After the ultrasound, the gel is easily wiped off. The technical term for ultrasound testing and recording is "sonography." Ultrasound testing is painless and harmless. Ultrasound tests involve no radiation and studies have not revealed any adverse effects. For what purposes are ultrasounds performed? Ultrasound examinations can be used in various areas of the body for a variety of purposes.
These purposes include examination of the chest, abdomen, blood vessels (such as to detect blood clots in leg veins) and the evaluation of pregnancy. In the chest, ultrasound can be used to obtain detailed images of the size and function of the heart. Ultrasound can detect abnormalities of the heart valves, such as mitral valve prolapse, aortic stenosis, and infection (endocarditis). Ultrasound is commonly used to guide fluid withdrawal (aspiration) from the chest, lungs, or around the heart. Ultrasound is also commonly used to examine internal structures of the abdomen. Gallstones in the gallbladder are easily detected, as are kidney stones. The size and structure of the kidneys, the ureters, liver, spleen, pancreas, and aorta within the abdomen can be examined. Ultrasound can detect fluid, cysts, tumors or abscess in the abdomen or liver. Impaired blood flow from clots or arteriosclerosis in the legs can be detected by ultrasound. Aneurysms of the aorta can also be seen.
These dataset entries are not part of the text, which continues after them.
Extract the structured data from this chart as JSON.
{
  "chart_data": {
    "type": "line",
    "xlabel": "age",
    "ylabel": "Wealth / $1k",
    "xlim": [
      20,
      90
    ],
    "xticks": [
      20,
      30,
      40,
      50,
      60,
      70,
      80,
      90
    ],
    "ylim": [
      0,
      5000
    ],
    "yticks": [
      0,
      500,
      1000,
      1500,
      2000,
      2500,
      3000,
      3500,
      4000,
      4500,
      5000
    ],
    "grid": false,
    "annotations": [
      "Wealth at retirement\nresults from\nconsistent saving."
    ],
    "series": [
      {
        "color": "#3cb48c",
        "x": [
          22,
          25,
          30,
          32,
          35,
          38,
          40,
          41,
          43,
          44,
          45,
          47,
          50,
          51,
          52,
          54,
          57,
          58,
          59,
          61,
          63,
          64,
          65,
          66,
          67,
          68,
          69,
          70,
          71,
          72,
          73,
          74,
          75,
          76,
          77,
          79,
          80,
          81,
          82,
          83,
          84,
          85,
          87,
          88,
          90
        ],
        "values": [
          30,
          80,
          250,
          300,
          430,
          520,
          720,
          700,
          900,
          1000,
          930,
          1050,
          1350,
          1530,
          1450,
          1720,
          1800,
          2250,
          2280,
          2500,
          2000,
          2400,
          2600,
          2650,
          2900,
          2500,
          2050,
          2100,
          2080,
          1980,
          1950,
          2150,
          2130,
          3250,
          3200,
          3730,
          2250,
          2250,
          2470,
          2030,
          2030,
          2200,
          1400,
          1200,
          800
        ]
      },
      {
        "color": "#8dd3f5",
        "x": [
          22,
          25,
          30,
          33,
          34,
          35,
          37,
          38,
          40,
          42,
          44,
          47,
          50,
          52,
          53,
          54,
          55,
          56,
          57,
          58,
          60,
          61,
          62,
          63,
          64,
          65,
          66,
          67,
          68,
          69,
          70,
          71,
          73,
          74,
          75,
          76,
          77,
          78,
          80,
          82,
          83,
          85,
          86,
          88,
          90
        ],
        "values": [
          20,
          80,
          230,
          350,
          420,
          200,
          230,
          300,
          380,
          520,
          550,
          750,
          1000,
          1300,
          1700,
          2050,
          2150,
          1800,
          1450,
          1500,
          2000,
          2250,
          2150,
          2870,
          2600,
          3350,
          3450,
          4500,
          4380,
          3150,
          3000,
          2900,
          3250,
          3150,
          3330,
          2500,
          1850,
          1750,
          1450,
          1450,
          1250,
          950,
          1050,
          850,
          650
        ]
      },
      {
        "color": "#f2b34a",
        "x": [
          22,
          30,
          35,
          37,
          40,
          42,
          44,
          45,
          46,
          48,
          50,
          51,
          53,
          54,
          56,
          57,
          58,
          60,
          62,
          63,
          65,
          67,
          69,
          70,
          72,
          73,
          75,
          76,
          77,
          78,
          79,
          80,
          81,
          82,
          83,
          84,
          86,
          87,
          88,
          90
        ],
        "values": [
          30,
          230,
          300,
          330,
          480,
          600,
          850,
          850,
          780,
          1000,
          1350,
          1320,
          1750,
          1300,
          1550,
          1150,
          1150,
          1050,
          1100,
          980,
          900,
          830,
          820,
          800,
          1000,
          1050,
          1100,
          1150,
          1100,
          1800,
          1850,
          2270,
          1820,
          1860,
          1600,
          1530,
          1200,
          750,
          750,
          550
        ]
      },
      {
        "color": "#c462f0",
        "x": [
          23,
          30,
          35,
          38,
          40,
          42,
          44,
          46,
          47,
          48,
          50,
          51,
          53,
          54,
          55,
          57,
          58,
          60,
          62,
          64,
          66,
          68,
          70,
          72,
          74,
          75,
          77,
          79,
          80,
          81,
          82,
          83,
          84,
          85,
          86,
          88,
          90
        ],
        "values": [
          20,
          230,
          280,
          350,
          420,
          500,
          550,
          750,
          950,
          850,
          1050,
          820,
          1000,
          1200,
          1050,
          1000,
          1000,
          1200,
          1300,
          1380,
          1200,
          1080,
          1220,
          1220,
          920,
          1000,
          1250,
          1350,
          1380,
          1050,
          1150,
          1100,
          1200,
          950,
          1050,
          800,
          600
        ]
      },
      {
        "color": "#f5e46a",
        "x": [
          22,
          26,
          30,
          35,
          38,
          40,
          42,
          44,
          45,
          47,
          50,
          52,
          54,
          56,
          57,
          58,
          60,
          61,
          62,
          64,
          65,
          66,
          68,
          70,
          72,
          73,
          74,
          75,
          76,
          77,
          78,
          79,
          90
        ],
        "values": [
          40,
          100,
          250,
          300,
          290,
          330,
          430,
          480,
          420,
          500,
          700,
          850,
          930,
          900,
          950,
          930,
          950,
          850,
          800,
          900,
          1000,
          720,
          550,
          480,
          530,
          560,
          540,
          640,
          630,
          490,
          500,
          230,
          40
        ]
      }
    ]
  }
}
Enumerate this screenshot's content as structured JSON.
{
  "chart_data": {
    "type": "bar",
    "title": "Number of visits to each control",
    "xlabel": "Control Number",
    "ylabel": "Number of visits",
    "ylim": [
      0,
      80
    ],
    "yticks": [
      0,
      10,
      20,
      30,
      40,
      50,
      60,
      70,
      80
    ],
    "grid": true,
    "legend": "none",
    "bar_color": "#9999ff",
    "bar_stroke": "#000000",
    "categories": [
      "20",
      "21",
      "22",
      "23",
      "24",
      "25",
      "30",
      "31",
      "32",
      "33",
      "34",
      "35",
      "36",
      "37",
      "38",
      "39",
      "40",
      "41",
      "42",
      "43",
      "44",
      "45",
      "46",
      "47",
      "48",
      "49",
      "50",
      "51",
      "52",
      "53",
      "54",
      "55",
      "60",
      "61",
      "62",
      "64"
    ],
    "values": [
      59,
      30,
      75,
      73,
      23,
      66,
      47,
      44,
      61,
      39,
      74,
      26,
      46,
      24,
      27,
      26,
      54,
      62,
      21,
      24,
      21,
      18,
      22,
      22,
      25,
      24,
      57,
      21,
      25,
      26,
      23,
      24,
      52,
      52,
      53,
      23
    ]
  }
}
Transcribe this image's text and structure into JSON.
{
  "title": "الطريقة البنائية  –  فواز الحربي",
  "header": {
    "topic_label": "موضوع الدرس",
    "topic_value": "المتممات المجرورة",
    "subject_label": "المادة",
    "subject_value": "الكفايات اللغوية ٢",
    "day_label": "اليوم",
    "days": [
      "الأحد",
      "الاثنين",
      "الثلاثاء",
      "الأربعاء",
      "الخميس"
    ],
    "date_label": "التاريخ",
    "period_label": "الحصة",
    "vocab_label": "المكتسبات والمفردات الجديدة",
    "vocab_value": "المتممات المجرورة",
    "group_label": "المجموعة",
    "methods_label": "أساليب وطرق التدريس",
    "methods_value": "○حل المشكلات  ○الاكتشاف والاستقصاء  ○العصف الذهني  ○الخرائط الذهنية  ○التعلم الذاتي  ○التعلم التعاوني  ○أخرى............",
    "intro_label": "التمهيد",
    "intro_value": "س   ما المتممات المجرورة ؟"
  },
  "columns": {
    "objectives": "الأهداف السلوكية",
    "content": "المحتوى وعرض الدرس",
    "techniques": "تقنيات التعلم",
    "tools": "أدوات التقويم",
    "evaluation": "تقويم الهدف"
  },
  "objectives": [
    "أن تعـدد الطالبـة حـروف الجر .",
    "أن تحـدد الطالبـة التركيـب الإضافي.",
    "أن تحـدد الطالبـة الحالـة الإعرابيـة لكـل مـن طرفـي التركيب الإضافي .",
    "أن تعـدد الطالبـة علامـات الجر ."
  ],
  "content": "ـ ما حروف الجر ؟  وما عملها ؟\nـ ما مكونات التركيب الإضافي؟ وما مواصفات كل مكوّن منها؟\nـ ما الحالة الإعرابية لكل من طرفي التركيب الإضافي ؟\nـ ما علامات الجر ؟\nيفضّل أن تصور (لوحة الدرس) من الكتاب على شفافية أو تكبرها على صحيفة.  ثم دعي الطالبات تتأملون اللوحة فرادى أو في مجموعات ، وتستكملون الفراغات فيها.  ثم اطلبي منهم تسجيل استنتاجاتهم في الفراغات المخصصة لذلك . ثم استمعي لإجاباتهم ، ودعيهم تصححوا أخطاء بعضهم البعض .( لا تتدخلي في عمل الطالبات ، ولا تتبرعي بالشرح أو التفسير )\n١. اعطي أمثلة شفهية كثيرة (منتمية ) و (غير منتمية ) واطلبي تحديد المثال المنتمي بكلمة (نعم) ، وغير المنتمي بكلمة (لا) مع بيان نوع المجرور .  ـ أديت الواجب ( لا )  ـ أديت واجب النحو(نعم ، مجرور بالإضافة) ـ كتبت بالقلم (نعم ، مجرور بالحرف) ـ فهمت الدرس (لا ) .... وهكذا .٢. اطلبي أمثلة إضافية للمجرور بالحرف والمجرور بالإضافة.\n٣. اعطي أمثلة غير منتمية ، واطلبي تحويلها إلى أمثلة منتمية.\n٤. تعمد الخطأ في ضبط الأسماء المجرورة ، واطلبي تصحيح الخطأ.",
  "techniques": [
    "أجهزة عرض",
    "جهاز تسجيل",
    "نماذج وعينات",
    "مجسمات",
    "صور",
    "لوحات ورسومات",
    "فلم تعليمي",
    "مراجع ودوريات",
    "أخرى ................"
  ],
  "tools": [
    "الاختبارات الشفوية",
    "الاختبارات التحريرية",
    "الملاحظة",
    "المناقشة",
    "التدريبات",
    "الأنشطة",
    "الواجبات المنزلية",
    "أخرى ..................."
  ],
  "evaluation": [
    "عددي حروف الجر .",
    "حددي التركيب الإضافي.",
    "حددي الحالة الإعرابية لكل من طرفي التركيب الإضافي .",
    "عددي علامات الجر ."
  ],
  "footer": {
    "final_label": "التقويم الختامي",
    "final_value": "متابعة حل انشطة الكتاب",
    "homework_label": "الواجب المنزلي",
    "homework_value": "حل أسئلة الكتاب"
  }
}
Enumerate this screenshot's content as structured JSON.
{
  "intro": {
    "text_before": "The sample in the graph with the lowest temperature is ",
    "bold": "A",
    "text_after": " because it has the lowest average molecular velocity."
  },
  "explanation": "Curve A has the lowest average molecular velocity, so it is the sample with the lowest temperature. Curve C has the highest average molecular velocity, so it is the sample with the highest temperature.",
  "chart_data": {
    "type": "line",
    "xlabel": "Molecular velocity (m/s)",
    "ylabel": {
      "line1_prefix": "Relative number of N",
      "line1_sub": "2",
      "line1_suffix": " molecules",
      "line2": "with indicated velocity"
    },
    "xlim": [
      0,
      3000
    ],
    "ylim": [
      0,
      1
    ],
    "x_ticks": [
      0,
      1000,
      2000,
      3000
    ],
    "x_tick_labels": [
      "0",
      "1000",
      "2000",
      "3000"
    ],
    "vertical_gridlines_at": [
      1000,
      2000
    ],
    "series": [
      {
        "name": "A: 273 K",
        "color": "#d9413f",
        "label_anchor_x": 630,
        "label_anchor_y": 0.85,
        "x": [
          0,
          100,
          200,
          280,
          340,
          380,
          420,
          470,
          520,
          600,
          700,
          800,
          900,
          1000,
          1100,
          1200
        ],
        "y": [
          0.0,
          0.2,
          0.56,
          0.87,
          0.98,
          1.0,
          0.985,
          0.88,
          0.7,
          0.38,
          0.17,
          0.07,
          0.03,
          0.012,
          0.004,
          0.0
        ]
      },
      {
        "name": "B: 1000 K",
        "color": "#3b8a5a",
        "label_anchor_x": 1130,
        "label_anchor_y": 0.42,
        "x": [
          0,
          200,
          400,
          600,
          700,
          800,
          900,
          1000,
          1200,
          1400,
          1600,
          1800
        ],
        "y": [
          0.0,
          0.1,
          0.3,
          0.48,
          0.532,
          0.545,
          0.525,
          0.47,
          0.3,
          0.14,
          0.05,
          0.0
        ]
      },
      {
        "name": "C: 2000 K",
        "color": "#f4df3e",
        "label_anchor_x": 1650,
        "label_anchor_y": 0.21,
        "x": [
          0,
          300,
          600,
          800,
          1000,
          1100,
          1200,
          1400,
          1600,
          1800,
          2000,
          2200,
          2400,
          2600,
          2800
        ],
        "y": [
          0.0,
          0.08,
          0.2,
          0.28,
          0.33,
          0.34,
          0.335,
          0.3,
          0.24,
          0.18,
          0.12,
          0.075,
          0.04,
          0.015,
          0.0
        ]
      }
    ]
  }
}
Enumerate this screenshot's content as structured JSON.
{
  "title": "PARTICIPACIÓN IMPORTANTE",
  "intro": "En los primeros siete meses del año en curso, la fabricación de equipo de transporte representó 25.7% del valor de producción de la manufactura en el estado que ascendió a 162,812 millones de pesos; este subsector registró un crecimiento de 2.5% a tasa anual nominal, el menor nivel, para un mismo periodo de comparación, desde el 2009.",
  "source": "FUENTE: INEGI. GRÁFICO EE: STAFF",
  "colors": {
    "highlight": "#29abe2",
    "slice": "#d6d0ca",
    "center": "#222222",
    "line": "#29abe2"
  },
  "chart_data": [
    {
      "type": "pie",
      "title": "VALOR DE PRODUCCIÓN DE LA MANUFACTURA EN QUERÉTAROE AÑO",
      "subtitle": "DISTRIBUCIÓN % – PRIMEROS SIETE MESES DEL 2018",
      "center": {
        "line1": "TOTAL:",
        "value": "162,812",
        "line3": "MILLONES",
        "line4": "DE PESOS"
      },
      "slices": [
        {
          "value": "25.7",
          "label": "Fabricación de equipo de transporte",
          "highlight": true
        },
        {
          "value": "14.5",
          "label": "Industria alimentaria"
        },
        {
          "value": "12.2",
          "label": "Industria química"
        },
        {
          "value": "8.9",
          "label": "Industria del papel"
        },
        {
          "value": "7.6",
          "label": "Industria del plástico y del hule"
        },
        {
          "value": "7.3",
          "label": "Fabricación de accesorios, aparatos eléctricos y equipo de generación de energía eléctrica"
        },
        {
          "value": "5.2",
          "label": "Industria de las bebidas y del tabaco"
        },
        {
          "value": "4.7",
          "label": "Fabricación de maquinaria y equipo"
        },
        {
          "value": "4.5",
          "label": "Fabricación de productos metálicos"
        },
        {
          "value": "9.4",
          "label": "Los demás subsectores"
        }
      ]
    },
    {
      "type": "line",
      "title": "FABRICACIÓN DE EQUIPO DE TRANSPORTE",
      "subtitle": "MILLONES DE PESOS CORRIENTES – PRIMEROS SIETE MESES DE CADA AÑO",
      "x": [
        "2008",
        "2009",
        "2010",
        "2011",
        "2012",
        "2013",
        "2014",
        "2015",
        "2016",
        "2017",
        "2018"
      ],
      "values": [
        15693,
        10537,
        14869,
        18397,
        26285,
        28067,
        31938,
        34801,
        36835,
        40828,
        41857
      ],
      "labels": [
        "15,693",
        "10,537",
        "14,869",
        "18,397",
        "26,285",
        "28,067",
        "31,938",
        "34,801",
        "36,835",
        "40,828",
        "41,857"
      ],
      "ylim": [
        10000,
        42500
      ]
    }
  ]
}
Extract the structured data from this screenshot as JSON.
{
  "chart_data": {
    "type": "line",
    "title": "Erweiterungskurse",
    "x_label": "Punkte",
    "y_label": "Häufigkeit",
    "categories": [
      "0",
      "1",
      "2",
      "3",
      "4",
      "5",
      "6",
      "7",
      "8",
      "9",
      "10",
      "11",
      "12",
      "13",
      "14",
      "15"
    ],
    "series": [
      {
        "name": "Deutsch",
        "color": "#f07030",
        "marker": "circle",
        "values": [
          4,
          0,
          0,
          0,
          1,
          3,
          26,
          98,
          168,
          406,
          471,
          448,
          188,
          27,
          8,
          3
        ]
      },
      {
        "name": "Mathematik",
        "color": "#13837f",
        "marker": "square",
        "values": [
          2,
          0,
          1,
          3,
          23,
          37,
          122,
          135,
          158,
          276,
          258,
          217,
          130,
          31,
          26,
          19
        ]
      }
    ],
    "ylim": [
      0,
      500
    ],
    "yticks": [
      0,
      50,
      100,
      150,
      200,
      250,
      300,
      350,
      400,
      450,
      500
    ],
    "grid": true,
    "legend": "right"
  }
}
Ultrasound is also commonly used to evaluate the structure of the thyroid gland in the neck. During pregnancy, an ultrasound can be used to evaluate the size, gender, movement, and position of the growing baby. The baby's heart is usually visible early, and as the baby ages, body motion becomes more apparent. The baby can often be visualized by the mother during the ultrasound, and the gender of the baby is sometimes detectable. How do patients prepare for an ultrasound? Preparation for ultrasound is minimal. Generally, if internal organs such as the gallbladder are to be examined, patients are requested to avoid eating and drinking with the exception of water for six to eight hours prior to the examination. This is because food causes gallbladder contraction, minimizing the size, which would be visible during the ultrasound. In preparation for examination of the baby and womb during pregnancy, it is recommended that mothers drink at least four to six glasses of water approximately one to two hours prior to the examination for the purpose of filling the bladder. The extra fluid in the bladder moves air-filled bowel loops away from the womb so that the baby and womb are more visible during the ultrasound test. How are results transmitted to the patient and doctor? The ultrasound is generally performed by a technician.
The technician will notice preliminary structures and may point out several of these structures during the examination. The official reading of the ultrasound is given by a radiologist, a physician who is an expert at interpreting ultrasound images. The radiologist records the interpretation and transmits it to the practitioner requesting the test. Occasionally, during the ultrasound test the radiologist will ask questions of the patient and/or perform an examination in order to further define the purpose for which the test is ordered or to clarify preliminary findings. Plain x-rays might be ordered to further evaluate early findings. A summary of results of all of the above is reported to the practitioner who requested the ultrasound. They then are discussed with the patient in the context of overall health status.